Desmond Morris:
'De naakte aap'/'De mensentuin'/'Intiem gedrag'
1968. Ik was twintig en meer dan ooit nieuwsgierig naar alles wat
met seks te maken had. Ongetwijfeld was ik dan ook een van de eersten die
Desmond Morris' boek 'De naakte aap; Een zoölogische studie van het
menselijke dier' kocht, niet in de laatste plaats vanwege het voor die
tijd prikkelende omslag, dat een blote heer en half zichtbaar blote dame
(de rest valt buiten het kader van de kaft) van achteren toont. Vooral
uit behoudende kringen kwamen nogal wat protesten tegen de inhoud, simpelweg
omdat het niet aanging de mens als kroon op Gods schepping te verlagen
tot het niveau van het dier. Vergeet niet dat de evolutietheorie in brede
lagen van de bevolking nog geen algemeen aanvaard goed was.
Wat de seks betreft kwam ik overigens goed aan mijn trekken, want het langste
hoofdstuk behandelt uitgerekend dit onderwerp, compleet met smakelijke
details over lengte en dikte van de geslachtsorganen, waarmee de menselijke
soort in vergelijking met andere diersoorten royaal bedeeld is. In mijn
vriendenkring kreeg 'De naakte aap' een soort cult-status: iedereen las
het en iedereen praatte erover. Het exemplaar in mijn boekenkast is dan
ook zwaar gehavend, veel meer trouwens dan de volgende delen van de trilogie:
'De mensentuin' en 'Intiem gedrag'.
De Nederlandse vertaling van de trilogie verscheen tussen 1968 en 1972.
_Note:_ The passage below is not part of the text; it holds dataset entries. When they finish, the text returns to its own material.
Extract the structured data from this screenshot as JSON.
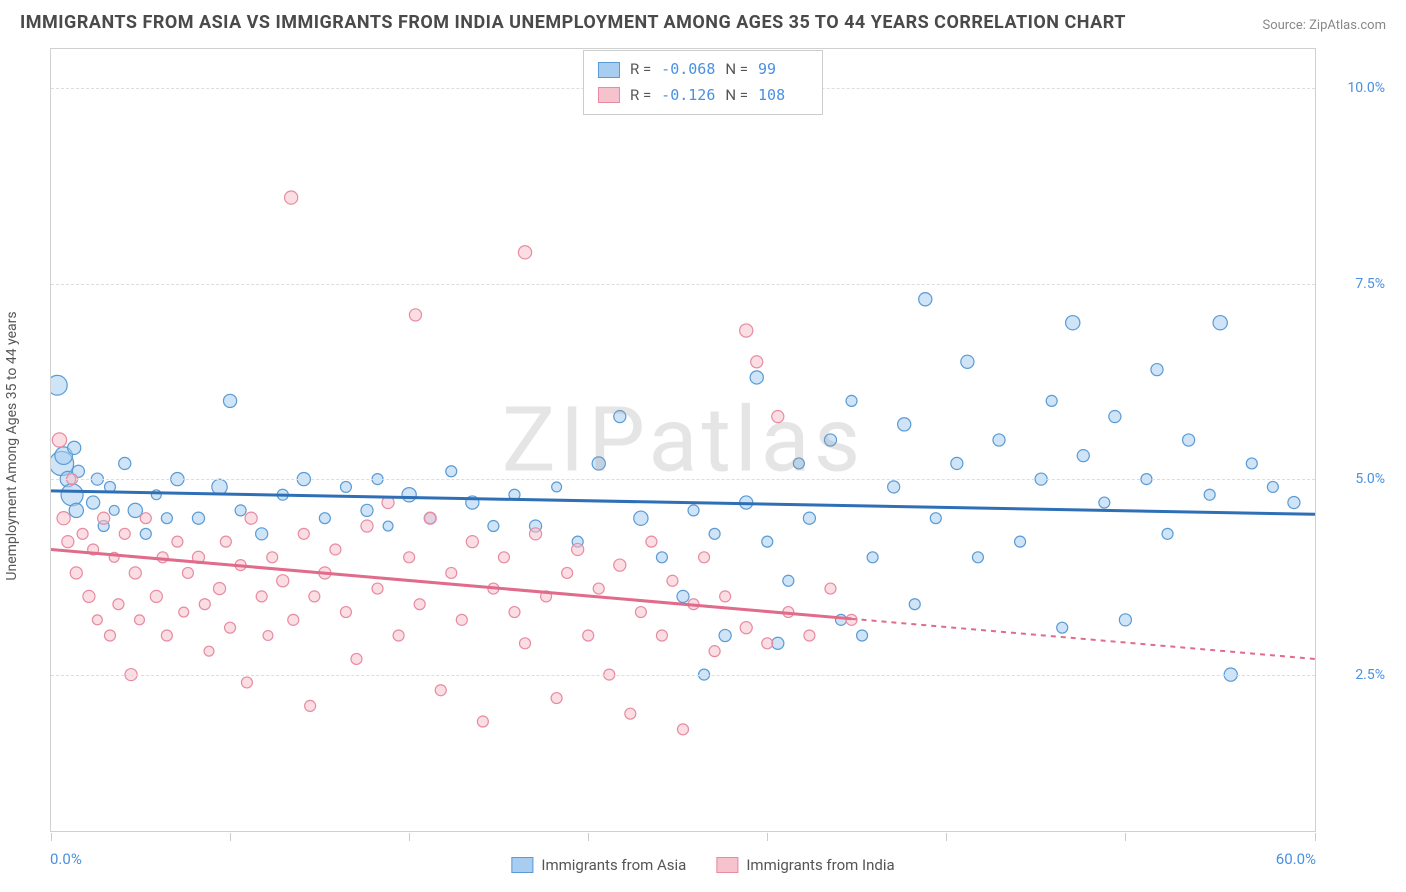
{
  "title": "IMMIGRANTS FROM ASIA VS IMMIGRANTS FROM INDIA UNEMPLOYMENT AMONG AGES 35 TO 44 YEARS CORRELATION CHART",
  "source": "Source: ZipAtlas.com",
  "ylabel": "Unemployment Among Ages 35 to 44 years",
  "watermark": "ZIPatlas",
  "xlim": [
    0,
    60
  ],
  "ylim": [
    0.5,
    10.5
  ],
  "x_axis_min_label": "0.0%",
  "x_axis_max_label": "60.0%",
  "y_ticks": [
    {
      "v": 2.5,
      "label": "2.5%"
    },
    {
      "v": 5.0,
      "label": "5.0%"
    },
    {
      "v": 7.5,
      "label": "7.5%"
    },
    {
      "v": 10.0,
      "label": "10.0%"
    }
  ],
  "x_tick_positions": [
    0,
    8.5,
    17,
    25.5,
    34,
    42.5,
    51,
    60
  ],
  "series": [
    {
      "name": "Immigrants from Asia",
      "fill": "#a8cdf0",
      "stroke": "#5a9bd5",
      "line_color": "#2f6fb5",
      "R": "-0.068",
      "N": "99",
      "trend": {
        "x1": 0,
        "y1": 4.85,
        "x2": 60,
        "y2": 4.55,
        "solid_until": 60
      },
      "points": [
        [
          0.3,
          6.2,
          18
        ],
        [
          0.5,
          5.2,
          22
        ],
        [
          0.6,
          5.3,
          16
        ],
        [
          0.8,
          5.0,
          14
        ],
        [
          1,
          4.8,
          20
        ],
        [
          1.1,
          5.4,
          12
        ],
        [
          1.2,
          4.6,
          13
        ],
        [
          1.3,
          5.1,
          11
        ],
        [
          2,
          4.7,
          12
        ],
        [
          2.2,
          5.0,
          11
        ],
        [
          2.5,
          4.4,
          10
        ],
        [
          2.8,
          4.9,
          10
        ],
        [
          3,
          4.6,
          9
        ],
        [
          3.5,
          5.2,
          11
        ],
        [
          4,
          4.6,
          13
        ],
        [
          4.5,
          4.3,
          10
        ],
        [
          5,
          4.8,
          9
        ],
        [
          5.5,
          4.5,
          10
        ],
        [
          6,
          5.0,
          12
        ],
        [
          7,
          4.5,
          11
        ],
        [
          8,
          4.9,
          14
        ],
        [
          8.5,
          6.0,
          12
        ],
        [
          9,
          4.6,
          10
        ],
        [
          10,
          4.3,
          11
        ],
        [
          11,
          4.8,
          10
        ],
        [
          12,
          5.0,
          12
        ],
        [
          13,
          4.5,
          10
        ],
        [
          14,
          4.9,
          10
        ],
        [
          15,
          4.6,
          11
        ],
        [
          15.5,
          5.0,
          10
        ],
        [
          16,
          4.4,
          9
        ],
        [
          17,
          4.8,
          13
        ],
        [
          18,
          4.5,
          10
        ],
        [
          19,
          5.1,
          10
        ],
        [
          20,
          4.7,
          12
        ],
        [
          21,
          4.4,
          10
        ],
        [
          22,
          4.8,
          10
        ],
        [
          23,
          4.4,
          11
        ],
        [
          24,
          4.9,
          9
        ],
        [
          25,
          4.2,
          10
        ],
        [
          26,
          5.2,
          12
        ],
        [
          27,
          5.8,
          11
        ],
        [
          28,
          4.5,
          13
        ],
        [
          29,
          4.0,
          10
        ],
        [
          30,
          3.5,
          11
        ],
        [
          30.5,
          4.6,
          10
        ],
        [
          31,
          2.5,
          10
        ],
        [
          31.5,
          4.3,
          10
        ],
        [
          32,
          3.0,
          11
        ],
        [
          33,
          4.7,
          12
        ],
        [
          33.5,
          6.3,
          12
        ],
        [
          34,
          4.2,
          10
        ],
        [
          34.5,
          2.9,
          11
        ],
        [
          35,
          3.7,
          10
        ],
        [
          35.5,
          5.2,
          10
        ],
        [
          36,
          4.5,
          11
        ],
        [
          37,
          5.5,
          11
        ],
        [
          37.5,
          3.2,
          10
        ],
        [
          38,
          6.0,
          10
        ],
        [
          38.5,
          3.0,
          10
        ],
        [
          39,
          4.0,
          10
        ],
        [
          40,
          4.9,
          11
        ],
        [
          40.5,
          5.7,
          12
        ],
        [
          41,
          3.4,
          10
        ],
        [
          41.5,
          7.3,
          12
        ],
        [
          42,
          4.5,
          10
        ],
        [
          43,
          5.2,
          11
        ],
        [
          43.5,
          6.5,
          12
        ],
        [
          44,
          4.0,
          10
        ],
        [
          45,
          5.5,
          11
        ],
        [
          46,
          4.2,
          10
        ],
        [
          47,
          5.0,
          11
        ],
        [
          47.5,
          6.0,
          10
        ],
        [
          48,
          3.1,
          10
        ],
        [
          48.5,
          7.0,
          13
        ],
        [
          49,
          5.3,
          11
        ],
        [
          50,
          4.7,
          10
        ],
        [
          50.5,
          5.8,
          11
        ],
        [
          51,
          3.2,
          11
        ],
        [
          52,
          5.0,
          10
        ],
        [
          52.5,
          6.4,
          11
        ],
        [
          53,
          4.3,
          10
        ],
        [
          54,
          5.5,
          11
        ],
        [
          55,
          4.8,
          10
        ],
        [
          55.5,
          7.0,
          13
        ],
        [
          56,
          2.5,
          12
        ],
        [
          57,
          5.2,
          10
        ],
        [
          58,
          4.9,
          10
        ],
        [
          59,
          4.7,
          11
        ]
      ]
    },
    {
      "name": "Immigrants from India",
      "fill": "#f5c2cd",
      "stroke": "#e88ba0",
      "line_color": "#e06b8a",
      "R": "-0.126",
      "N": "108",
      "trend": {
        "x1": 0,
        "y1": 4.1,
        "x2": 60,
        "y2": 2.7,
        "solid_until": 38
      },
      "points": [
        [
          0.4,
          5.5,
          13
        ],
        [
          0.6,
          4.5,
          12
        ],
        [
          0.8,
          4.2,
          11
        ],
        [
          1,
          5.0,
          10
        ],
        [
          1.2,
          3.8,
          11
        ],
        [
          1.5,
          4.3,
          10
        ],
        [
          1.8,
          3.5,
          11
        ],
        [
          2,
          4.1,
          10
        ],
        [
          2.2,
          3.2,
          9
        ],
        [
          2.5,
          4.5,
          11
        ],
        [
          2.8,
          3.0,
          10
        ],
        [
          3,
          4.0,
          9
        ],
        [
          3.2,
          3.4,
          10
        ],
        [
          3.5,
          4.3,
          10
        ],
        [
          3.8,
          2.5,
          11
        ],
        [
          4,
          3.8,
          11
        ],
        [
          4.2,
          3.2,
          9
        ],
        [
          4.5,
          4.5,
          10
        ],
        [
          5,
          3.5,
          11
        ],
        [
          5.3,
          4.0,
          10
        ],
        [
          5.5,
          3.0,
          10
        ],
        [
          6,
          4.2,
          10
        ],
        [
          6.3,
          3.3,
          9
        ],
        [
          6.5,
          3.8,
          10
        ],
        [
          7,
          4.0,
          11
        ],
        [
          7.3,
          3.4,
          10
        ],
        [
          7.5,
          2.8,
          9
        ],
        [
          8,
          3.6,
          11
        ],
        [
          8.3,
          4.2,
          10
        ],
        [
          8.5,
          3.1,
          10
        ],
        [
          9,
          3.9,
          10
        ],
        [
          9.3,
          2.4,
          10
        ],
        [
          9.5,
          4.5,
          11
        ],
        [
          10,
          3.5,
          10
        ],
        [
          10.3,
          3.0,
          9
        ],
        [
          10.5,
          4.0,
          10
        ],
        [
          11,
          3.7,
          11
        ],
        [
          11.5,
          3.2,
          10
        ],
        [
          11.4,
          8.6,
          12
        ],
        [
          12,
          4.3,
          10
        ],
        [
          12.3,
          2.1,
          10
        ],
        [
          12.5,
          3.5,
          10
        ],
        [
          13,
          3.8,
          11
        ],
        [
          13.5,
          4.1,
          10
        ],
        [
          14,
          3.3,
          10
        ],
        [
          14.5,
          2.7,
          10
        ],
        [
          15,
          4.4,
          11
        ],
        [
          15.5,
          3.6,
          10
        ],
        [
          16,
          4.7,
          11
        ],
        [
          16.5,
          3.0,
          10
        ],
        [
          17,
          4.0,
          10
        ],
        [
          17.3,
          7.1,
          11
        ],
        [
          17.5,
          3.4,
          10
        ],
        [
          18,
          4.5,
          11
        ],
        [
          18.5,
          2.3,
          10
        ],
        [
          19,
          3.8,
          10
        ],
        [
          19.5,
          3.2,
          10
        ],
        [
          20,
          4.2,
          11
        ],
        [
          20.5,
          1.9,
          10
        ],
        [
          21,
          3.6,
          10
        ],
        [
          21.5,
          4.0,
          10
        ],
        [
          22,
          3.3,
          10
        ],
        [
          22.5,
          7.9,
          12
        ],
        [
          22.5,
          2.9,
          10
        ],
        [
          23,
          4.3,
          11
        ],
        [
          23.5,
          3.5,
          10
        ],
        [
          24,
          2.2,
          10
        ],
        [
          24.5,
          3.8,
          10
        ],
        [
          25,
          4.1,
          11
        ],
        [
          25.5,
          3.0,
          10
        ],
        [
          26,
          3.6,
          10
        ],
        [
          26.5,
          2.5,
          10
        ],
        [
          27,
          3.9,
          11
        ],
        [
          27.5,
          2.0,
          10
        ],
        [
          28,
          3.3,
          10
        ],
        [
          28.5,
          4.2,
          10
        ],
        [
          29,
          3.0,
          10
        ],
        [
          29.5,
          3.7,
          10
        ],
        [
          30,
          1.8,
          10
        ],
        [
          30.5,
          3.4,
          10
        ],
        [
          31,
          4.0,
          10
        ],
        [
          31.5,
          2.8,
          10
        ],
        [
          32,
          3.5,
          10
        ],
        [
          33,
          3.1,
          11
        ],
        [
          33,
          6.9,
          12
        ],
        [
          33.5,
          6.5,
          11
        ],
        [
          34,
          2.9,
          10
        ],
        [
          34.5,
          5.8,
          11
        ],
        [
          35,
          3.3,
          10
        ],
        [
          36,
          3.0,
          10
        ],
        [
          37,
          3.6,
          10
        ],
        [
          38,
          3.2,
          10
        ]
      ]
    }
  ],
  "legend": {
    "label_asia": "Immigrants from Asia",
    "label_india": "Immigrants from India"
  },
  "stats_labels": {
    "R": "R =",
    "N": "N ="
  },
  "colors": {
    "title": "#4a4a4a",
    "axis_label": "#4a90e2",
    "grid": "#dddddd",
    "border": "#d0d0d0",
    "background": "#ffffff",
    "watermark": "rgba(150,150,150,0.25)"
  },
  "title_fontsize": 18,
  "label_fontsize": 14
}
Een dierkundige benadering van het verschijnsel mens, compleet met verklaringen
waarom juist dit dier zich in zijn ontwikkeling zo onderscheidt van andere
primaten, was betrekkelijk nieuw en had een hoog informatief gehalte.
Is dat 25 jaar na dato, nu de uitgever de trilogie opnieuw uitbrengt in
een goedkope herdruk, nog het geval?
Door de mededeling op het omslag van de boekjes dat het zou gaan om een
'geheel herziene editie' waren de verwachtingen hooggespannen. 'Herzien'
betekent immers: aangepast aan de nieuwste zoölogische inzichten en
wellicht (wat ik hoopte) voorzien van andere interpretaties (met name waar
waarden, normen en oordelen aan de orde zijn waren Morris' uitspraken bepaald
tijdgebonden). Van een algehele herziening is echter geen sprake. De auteur
heeft zijn boeken niet aangepast, de Nederlandse tekst is bewerkt, voor
zover die gedateerd was. Zo heeft Morris het bijvoorbeeld over 'recent
onderzoek' en uiteraard kon die uitdrukking niet gehandhaafd blijven en
verdween het woord 'recent' in de tekst. Een nauwkeurige vergelijking van
willekeurige bladzijden uit twee van de drie boeken (Elke negende bladzijde
van de 'Naakte aap' met de overeenkomstige bladzijde uit de herdruk en
elke zevende bladzijde uit 'Intiem gedrag') bevestigde die indruk. Maar
ook zonder die wijzigingen blijft de trilogie vermakelijke en vooral curieuze
lectuur.
In 'De naakte aap' beschrijft de dierkundige Desmond Morris de belangrijkste
kenmerken en gedragingen van 'de enige apesoort zonder haar: de mens'.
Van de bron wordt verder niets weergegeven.